Pillar Data Storage
Pillar has struggled to achieve any impact in the commodity-based virtualized arrays marketplace, despite $150 million in investments from Larry Ellison through his venture capital firm Tako Ventures and more than $500M in investments overall. Other similar virtualized storage ventures have found homes in or become leading storage vendors:
- Equallogic - acquired by Dell in 2008 for $1.4 billion;
- XIV - acquired by IBM in 2008 for $300 million;
- Lefthand Networks - acquired by HP for $360 million in 2008;
- 3PAR - acquired by HP in 2010 for $2.35 billion;
- Compellent - acquired by Dell in 2011 for $960 million;
- NetApp - grew it's market cap from $5 billion in 2008 to $18 billion in 2011 based a single virtualized WAFL-based array product line.
IBM's SVC and Hitachi's VSP complete the list of virtualized storage technologies that have become mainstream.
Oracle/Sun Storage
When Oracle acquired Sun it also acquired the remnants of the StorageTek's 1994 IP to the industry's first virtual disk array, named Iceberg. This product provided the disk industry with the first implementation of virtualization with log structured files, data compression, RAID 6+ architecture and thin provisioning. However, Iceberg was not built on commodity hardware and is of no value to help improve the functionality of Sun's storage base.

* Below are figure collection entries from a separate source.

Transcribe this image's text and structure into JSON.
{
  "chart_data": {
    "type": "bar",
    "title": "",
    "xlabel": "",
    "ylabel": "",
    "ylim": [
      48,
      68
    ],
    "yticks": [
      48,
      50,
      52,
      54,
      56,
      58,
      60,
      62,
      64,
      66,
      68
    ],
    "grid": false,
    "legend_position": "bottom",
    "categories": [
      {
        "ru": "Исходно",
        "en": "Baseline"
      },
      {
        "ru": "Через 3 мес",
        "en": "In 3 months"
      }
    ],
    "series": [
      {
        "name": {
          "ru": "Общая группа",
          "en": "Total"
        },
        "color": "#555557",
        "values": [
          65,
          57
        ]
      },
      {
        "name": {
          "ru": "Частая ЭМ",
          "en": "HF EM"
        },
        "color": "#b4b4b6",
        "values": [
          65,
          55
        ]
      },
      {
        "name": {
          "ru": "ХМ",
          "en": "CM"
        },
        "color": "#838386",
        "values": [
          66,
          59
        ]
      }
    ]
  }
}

Oracle/Sun storage needs a storage virtualization technology, as it is far easier to add additional technologies when the physical and logical views of storage are separated. All the virtualized storage vendors above were able to introduce new functionality at a blistering rate and have required the few companies such as EMC that do not have a virtualized architecture underpinning to invest much higher development costs and longer development cycles to develop the same functionality.
Oracle now has the runt of the litter, Pillar, which serves about 600 customers across 24 countries, with an estimated revenue just north of $50 million. The good news for Oracle is that the transaction is structured as a 100 percent earn-out with no up-front payment. There are 350 employees, which will be rapidly reduced.
Conclusions
Overall Wikibon believes that this is a potentially a good deal for Oracle/Sun, but will require that the existing Sun storage management understand and acknowledge how far behind they are in functionality compared with the virtualized storage vendors. Given the poor business track record of Pillar, there will be no way they can elevate their executive team to be in charge of Sun's storage portfolio (as HP have done with the 3PAR acquisition). This heralds an extremely difficult integration process with a requirement for new blood.
Action Item: Senior storage executives should conclude that this is potentially a good deal for Sun/Oracle, and may help to improve the functionality of Sun's storage portfolio. However, it will require a highly focused integration plan and new blood to be successful. It is a harbinger of how the investment in Mellanox may turn out, to Oracle's advantage in networking and InfiniBand.